Confined spaces aren't just uncomfortable: they can also pose severe risks to workers' health and safety. Here are a few things you need to know about confined spaces, new regulations, and how to keep workers safe.
What is a Confined Space?
The definition of "confined space," according to OSHA, is an area that:
- is large enough for workers to enter;
- is not designed for long-term occupancy;
- and has limited and/or difficult entrances and exits.
This is a broad definition, which means that confined spaces are bound to be a common occurrence in the construction industry. However, the good news is that, with this information, you can make better workplace safety decisions and adhere to updated regulations in every situation.
What are the Risks of Confined Spaces?
There are numerous risks associated with confined spaces, including explosions, toxic chemicals, and low air quality--which is why it's crucial to prioritize workplace safety in construction.
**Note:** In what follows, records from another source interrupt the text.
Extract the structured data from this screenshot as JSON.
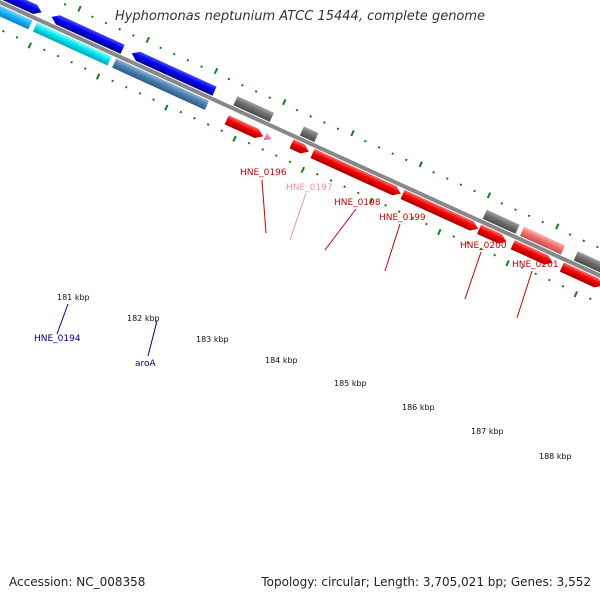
{
  "title": "Hyphomonas neptunium ATCC 15444, complete genome",
  "footer": {
    "accession": "Accession: NC_008358",
    "summary": "Topology: circular; Length: 3,705,021 bp; Genes: 3,552"
  },
  "colors": {
    "backbone": "#888888",
    "tick_dots": "#1a7a1a",
    "label_blue": "#00008b",
    "label_red": "#cc0000",
    "label_pink": "#f08fb0"
  },
  "tick_labels": [
    "181 kbp",
    "182 kbp",
    "183 kbp",
    "184 kbp",
    "185 kbp",
    "186 kbp",
    "187 kbp",
    "188 kbp"
  ],
  "gene_labels": [
    {
      "text": "HNE_0194",
      "color": "#00008b"
    },
    {
      "text": "aroA",
      "color": "#00008b"
    },
    {
      "text": "HNE_0196",
      "color": "#cc0000"
    },
    {
      "text": "HNE_0197",
      "color": "#f08fb0"
    },
    {
      "text": "HNE_0198",
      "color": "#cc0000"
    },
    {
      "text": "HNE_0199",
      "color": "#cc0000"
    },
    {
      "text": "HNE_0200",
      "color": "#cc0000"
    },
    {
      "text": "HNE_0201",
      "color": "#cc0000"
    }
  ]
}
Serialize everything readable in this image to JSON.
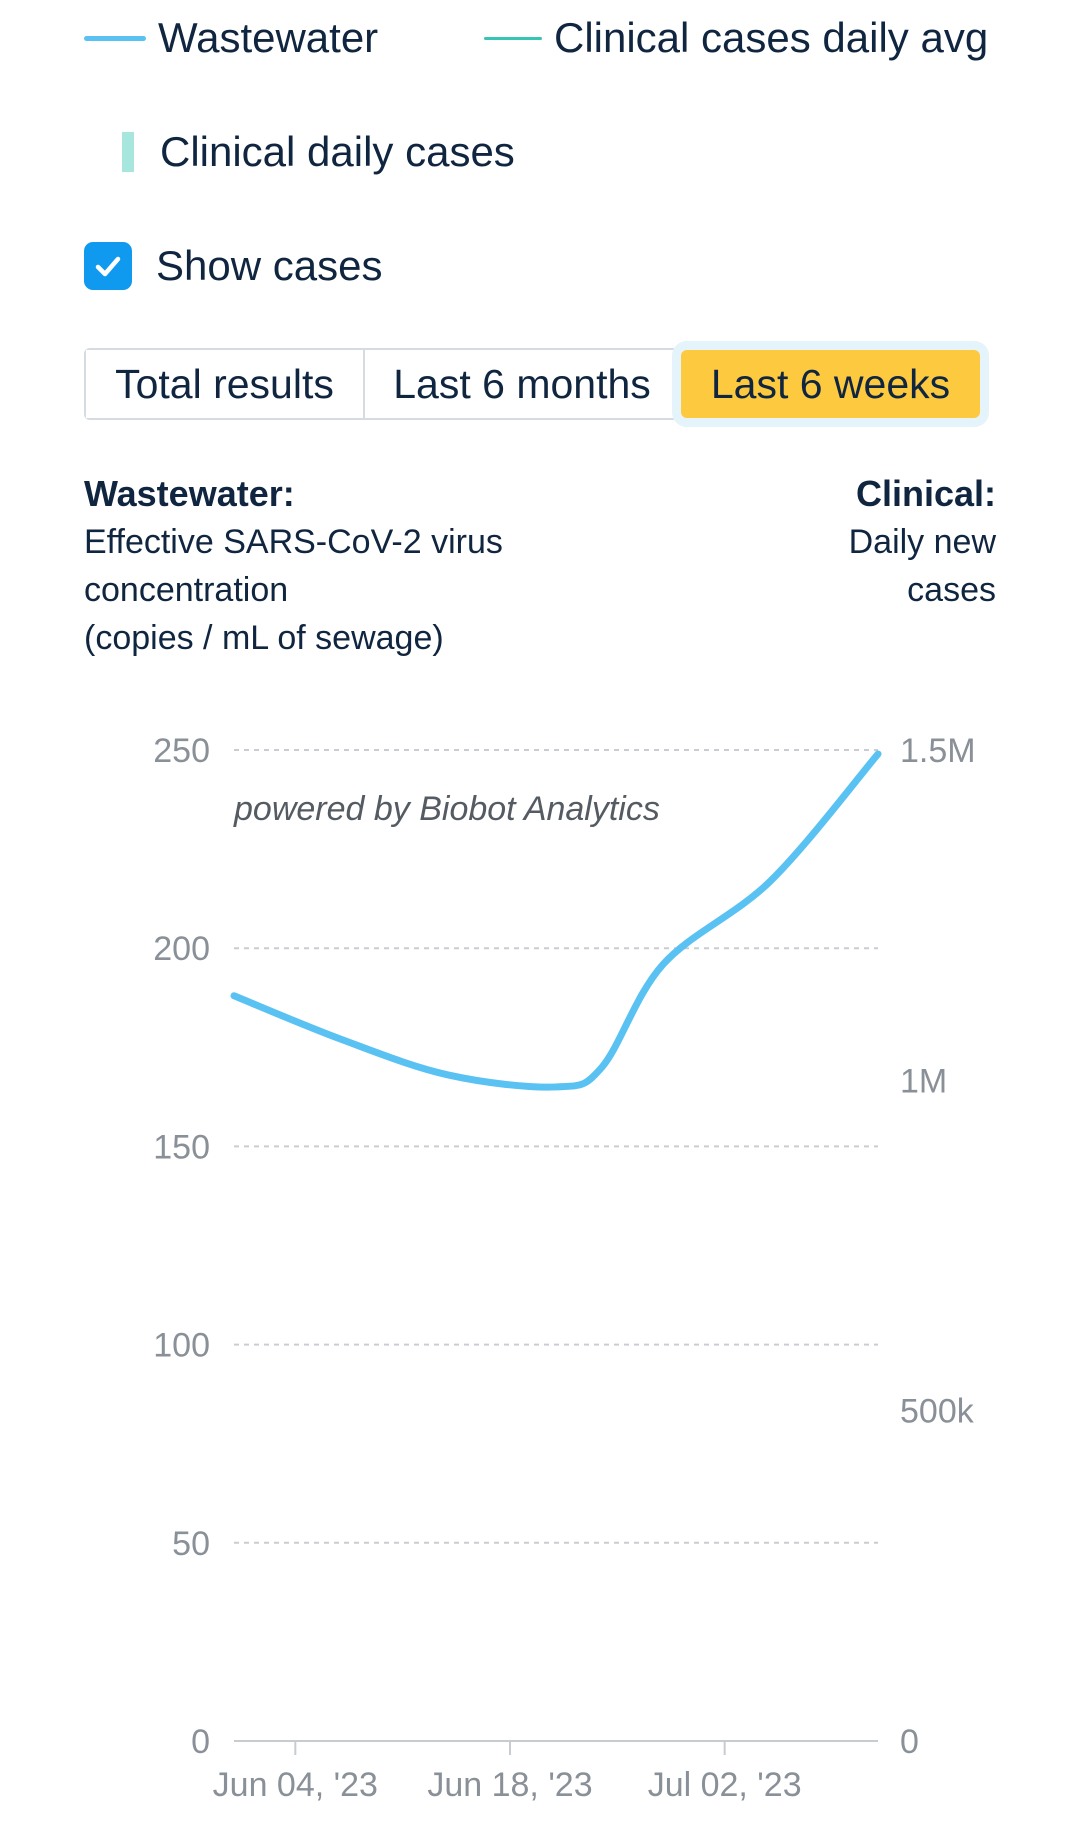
{
  "legend": {
    "wastewater": {
      "label": "Wastewater",
      "color": "#5ac2f2"
    },
    "clinical_avg": {
      "label": "Clinical cases daily avg",
      "color": "#36c4b4"
    },
    "clinical_daily": {
      "label": "Clinical daily cases",
      "color": "#a6e6dc"
    }
  },
  "show_cases": {
    "label": "Show cases",
    "checked": true
  },
  "range_toggle": {
    "options": [
      "Total results",
      "Last 6 months",
      "Last 6 weeks"
    ],
    "selected": "Last 6 weeks"
  },
  "left_axis_title": {
    "heading": "Wastewater:",
    "line1": "Effective SARS-CoV-2 virus",
    "line2": "concentration",
    "line3": "(copies / mL of sewage)"
  },
  "right_axis_title": {
    "heading": "Clinical:",
    "line1": "Daily new",
    "line2": "cases"
  },
  "chart_data": {
    "type": "line",
    "watermark": "powered by Biobot Analytics",
    "x_ticks": [
      "Jun 04, '23",
      "Jun 18, '23",
      "Jul 02, '23"
    ],
    "x_tick_dates": [
      "2023-06-04",
      "2023-06-18",
      "2023-07-02"
    ],
    "xlim": [
      "2023-05-31",
      "2023-07-12"
    ],
    "left_axis": {
      "ylim": [
        0,
        250
      ],
      "ticks": [
        "0",
        "50",
        "100",
        "150",
        "200",
        "250"
      ]
    },
    "right_axis": {
      "ylim": [
        0,
        1500000
      ],
      "ticks": [
        "0",
        "500k",
        "1M",
        "1.5M"
      ]
    },
    "grid": true,
    "series": [
      {
        "name": "Wastewater",
        "axis": "left",
        "color": "#5ac2f2",
        "points": [
          {
            "x": "2023-05-31",
            "y": 188
          },
          {
            "x": "2023-06-07",
            "y": 177
          },
          {
            "x": "2023-06-14",
            "y": 168
          },
          {
            "x": "2023-06-21",
            "y": 165
          },
          {
            "x": "2023-06-24",
            "y": 170
          },
          {
            "x": "2023-06-28",
            "y": 196
          },
          {
            "x": "2023-07-05",
            "y": 217
          },
          {
            "x": "2023-07-12",
            "y": 249
          }
        ]
      }
    ]
  }
}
For example, in one OSHA case study, a manhole worker died after spending too long in a confined space. The problem in this particular situation was airflow; since the manhole had a 2-foot opening and a 4-foot internal diameter, airflow was constricted. Meaning that oxygen levels were low while other substances, including CO2 and LEL, were higher. The employee was also working alone and thus was not discovered until the situation had already become fatal.
To avoid tragedies like this in the construction industry, OSHA has implemented new regulations regarding confined spaces and the responsibilities of both workers and employers for overall safety.